**Our Writing Speed Test sets very realistic goals for students.**

**Principal Linda writes:**

We are using Rocket Math in 2nd grade. I am in a high achieving school district. My second grade teachers feel that there is no way a second grader can complete 80 math problems in 2 minutes. We had our highest achieving student (doing 4th grade math) she could only answer 76 problems.

How was the 80 problems in 2 minutes derived? Is this appropriate for 2nd graders?

I am having a hard time convincing some teachers about even doing TIMED math facts tests. They feel it creates too much anxiety for kids. Thoughts??

**Dr. Don answers:**

Absolutely your teachers are right! Very rare to find a 2nd grader who could write the answers to 80 problems in two minutes–even after completing Rocket Math! The number of items on the page is NOT the expectation. The purpose of the two-minute timing is to monitor progress, to be graphed and and to see if over time–over weeks–the students are improving in the number of problems they can answer in 2 minutes. Only give that test once a week or once every two weeks while they are doing Rocket Math daily. If they are learning facts by practicing with each other on a daily basis, after a week or two most students should be able to answer one or two more facts during the 2 minute timing than they did the last time they were tested. That’s all we are looking for in progress monitoring–an upward trend on the individual student graph.

Please look carefully at my site for information about expectations which should always be based on how fast students can write rather than being the same for all second graders. Nowhere does it ever say 80 problems in two minutes as an expectation! In fact, we leave the vertical axis on the Individual Student graph open, so that the teacher sets the bottom number of the vertical axis just below what the student does on their first timing. We don’t specify what students should be able to do. All we are looking for is individual improvement. If most of the students are improving, and their graphs shown an upward trend, then the program is working!

On the daily One-Minute timing, there are only facts the student has mastered, and there, students are expected to answer as many facts in a minute as they can write, based on the Writing Speed Test. For most second graders that is something less than 40, but it varies by student. Hopefully your teachers are setting expectations based on the Writing Speed Test. Teachers who do not use the Writing Speed Test to establish individualized goals and instead demand the same thing of all students in the grade without regard for writing skill would be harming the children and violating the directions on how to use the program.

Some schools require benchmarks which I did post on the home page. “Click here to see my basic math fact recommended benchmarks to use with Rocket Math to implement the Common Core.” However, those should be lowered for students who cannot write that quickly according to their Writing Speed Test.

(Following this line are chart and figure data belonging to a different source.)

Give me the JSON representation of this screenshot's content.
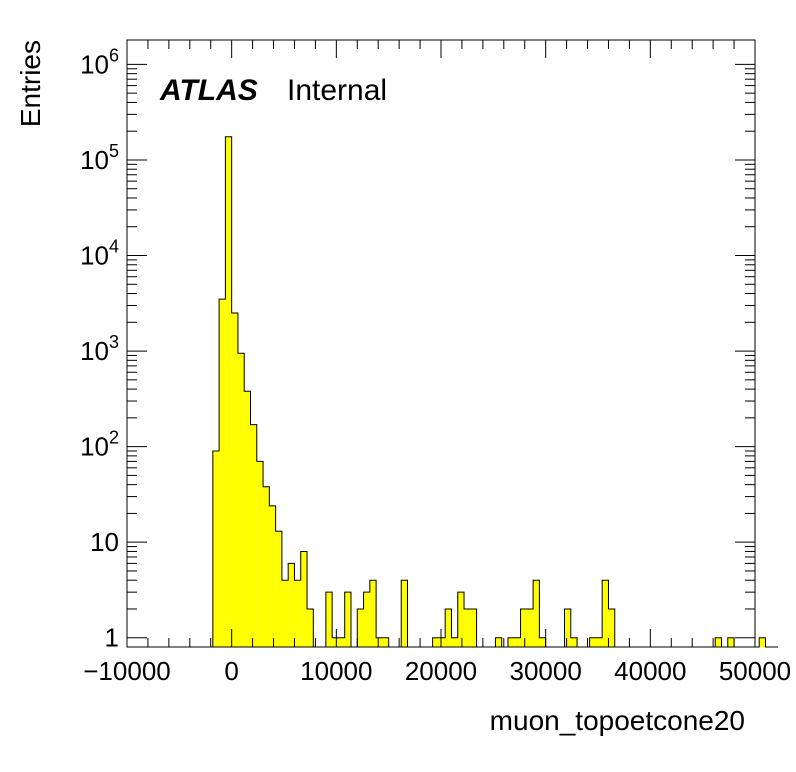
{
  "chart_data": {
    "type": "bar",
    "subtype": "histogram",
    "title": "",
    "brand": "ATLAS",
    "label": "Internal",
    "xlabel": "muon_topoetcone20",
    "ylabel": "Entries",
    "xlim": [
      -10000,
      50000
    ],
    "ylim": [
      0.8,
      1800000
    ],
    "yscale": "log",
    "x_ticks": [
      -10000,
      0,
      10000,
      20000,
      30000,
      40000,
      50000
    ],
    "x_tick_labels": [
      "−10000",
      "0",
      "10000",
      "20000",
      "30000",
      "40000",
      "50000"
    ],
    "y_ticks": [
      1,
      10,
      100,
      1000,
      10000,
      100000,
      1000000
    ],
    "y_tick_labels": [
      {
        "base": "1",
        "exp": ""
      },
      {
        "base": "10",
        "exp": ""
      },
      {
        "base": "10",
        "exp": "2"
      },
      {
        "base": "10",
        "exp": "3"
      },
      {
        "base": "10",
        "exp": "4"
      },
      {
        "base": "10",
        "exp": "5"
      },
      {
        "base": "10",
        "exp": "6"
      }
    ],
    "fill_color": "#ffff00",
    "line_color": "#000000",
    "grid": false,
    "bin_width": 600,
    "bin_edges_start": -1800,
    "values": [
      90,
      3500,
      175000,
      2500,
      950,
      380,
      170,
      70,
      38,
      24,
      13,
      4,
      6,
      4,
      8,
      2,
      0,
      0,
      3,
      1,
      1,
      3,
      0,
      2,
      3,
      4,
      1,
      1,
      0,
      0,
      4,
      0,
      0,
      0,
      0,
      1,
      1,
      2,
      1,
      3,
      2,
      2,
      0,
      0,
      0,
      1,
      0,
      1,
      1,
      2,
      2,
      4,
      1,
      0,
      0,
      0,
      2,
      1,
      0,
      0,
      1,
      1,
      4,
      2,
      0,
      0,
      0,
      0,
      0,
      0,
      0,
      0,
      0,
      0,
      0,
      0,
      0,
      0,
      0,
      0,
      1,
      0,
      1,
      0,
      0,
      0,
      0,
      1,
      0,
      0
    ]
  }
}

Please share my recent blog about the value of orally practicing in pairs vs taking timed tests. “Does research show student achievement increases from taking timed drills?” The short answer is no. It is the orally practicing in pairs that helps students learn. The timed tests are there only to confirm that they are learning. Some teachers even allow students to choose when they want to take the timed test, e.g., to wait until they have practiced enough days to feel that they have a shot at passing. That is a great way to give students control over their experience with Rocket Math. I hope this helps!